Bug #58006 Support for ALTER TABLE RENAME COLUMN
Submitted: 5 Nov 2010 8:22 Modified: 24 Aug 2017 23:54
Reporter: Adrien de Croy Email Updates:
Status: Closed Impact on me:
None 
Category:MySQL Server: DDL Severity:S4 (Feature request)
Version:any OS:Any
Assigned to: CPU Architecture:Any
Tags: ALTER TABLE RENAME COLUMN

[5 Nov 2010 8:22] Adrien de Croy
Description:
Currently the only way to rename a column is to use the CHANGE clause.

This is a very poor design.

This has the unfortunate requirement of requiring re-specification of all the attributes of the column.  These may not be available to the code trying to do the rename (e.g. DB migration C++ code).

If you just want to simply rename it, you are treading on a minefield.  Chances are you'll alter some other attribute of the column, and/or lose data.

Also to make it worse, since it's possible to alter data type (inadvertently) each row in the column needs to be checked for truncation etc.  This makes a column rename ridiculously slow for what is really required.

So, the current method of renaming columns is simply a very poor design, and this is why other DBs have the RENAME COLUMN option.

How to repeat:
I can't believe this field is mandatory  web devs setting policy yet again.

THIS IS A FEATURE REQUEST.

Suggested fix:
Please consider adding the syntax.  It should be really easy.

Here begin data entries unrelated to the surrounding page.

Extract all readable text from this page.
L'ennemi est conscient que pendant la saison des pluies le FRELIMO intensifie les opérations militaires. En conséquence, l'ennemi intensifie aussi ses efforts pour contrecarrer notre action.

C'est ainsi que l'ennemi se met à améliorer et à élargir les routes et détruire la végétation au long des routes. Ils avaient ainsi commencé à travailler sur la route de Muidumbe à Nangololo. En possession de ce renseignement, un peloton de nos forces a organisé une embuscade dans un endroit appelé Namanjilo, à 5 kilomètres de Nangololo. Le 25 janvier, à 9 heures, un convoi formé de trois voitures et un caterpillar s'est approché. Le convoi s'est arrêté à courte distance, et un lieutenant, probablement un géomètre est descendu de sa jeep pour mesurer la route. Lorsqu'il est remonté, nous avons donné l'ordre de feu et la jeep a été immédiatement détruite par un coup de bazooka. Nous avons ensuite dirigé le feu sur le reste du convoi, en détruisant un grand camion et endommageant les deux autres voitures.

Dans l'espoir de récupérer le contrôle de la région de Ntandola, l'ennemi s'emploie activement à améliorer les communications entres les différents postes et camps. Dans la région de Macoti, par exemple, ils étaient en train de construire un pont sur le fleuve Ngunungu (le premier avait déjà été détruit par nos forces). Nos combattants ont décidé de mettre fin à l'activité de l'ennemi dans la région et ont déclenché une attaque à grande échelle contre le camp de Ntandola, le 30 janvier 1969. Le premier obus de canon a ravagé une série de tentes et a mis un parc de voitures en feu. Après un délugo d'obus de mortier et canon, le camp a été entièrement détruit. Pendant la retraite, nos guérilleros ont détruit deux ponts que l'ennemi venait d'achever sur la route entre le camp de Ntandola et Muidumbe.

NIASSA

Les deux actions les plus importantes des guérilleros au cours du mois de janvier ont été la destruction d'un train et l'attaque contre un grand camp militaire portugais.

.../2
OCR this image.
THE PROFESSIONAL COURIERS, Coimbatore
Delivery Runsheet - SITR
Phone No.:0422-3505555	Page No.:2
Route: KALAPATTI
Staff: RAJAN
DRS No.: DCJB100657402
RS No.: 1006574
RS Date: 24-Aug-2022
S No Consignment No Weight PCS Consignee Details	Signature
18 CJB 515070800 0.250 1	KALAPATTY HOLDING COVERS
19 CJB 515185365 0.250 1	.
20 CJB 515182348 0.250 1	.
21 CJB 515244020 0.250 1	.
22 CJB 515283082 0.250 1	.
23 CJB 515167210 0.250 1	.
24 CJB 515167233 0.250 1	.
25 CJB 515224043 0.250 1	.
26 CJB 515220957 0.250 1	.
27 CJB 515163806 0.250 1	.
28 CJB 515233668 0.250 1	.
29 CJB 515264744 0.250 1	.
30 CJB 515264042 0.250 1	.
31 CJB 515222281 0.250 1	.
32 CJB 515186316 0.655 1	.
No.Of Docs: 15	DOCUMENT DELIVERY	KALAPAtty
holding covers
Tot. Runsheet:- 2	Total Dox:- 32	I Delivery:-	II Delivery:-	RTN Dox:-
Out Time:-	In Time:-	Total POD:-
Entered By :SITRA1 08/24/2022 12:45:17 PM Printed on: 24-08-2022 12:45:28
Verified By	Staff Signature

For examples look at the PostgreSQL or Oracle documentation.
[5 Nov 2010 10:37] Valeriy Kravchuk
Thank you for the feature request.
[3 Mar 2012 12:30] Valeriy Kravchuk
Duplicate of bug #26949.
[24 Aug 2017 18:24] Abhishek Ranjan
Posted by developer:
 
Implemented via worklog WL#10761
[24 Aug 2017 23:54] Paul DuBois
Posted by developer:
 
Fixed in 8.0.3.

ALTER TABLE now supports easier column renaming using RENAME COLUMN
old_name TO new_name syntax. RENAME COLUMN is more convenient than
CHANGE, which requires respecifying the current column definition.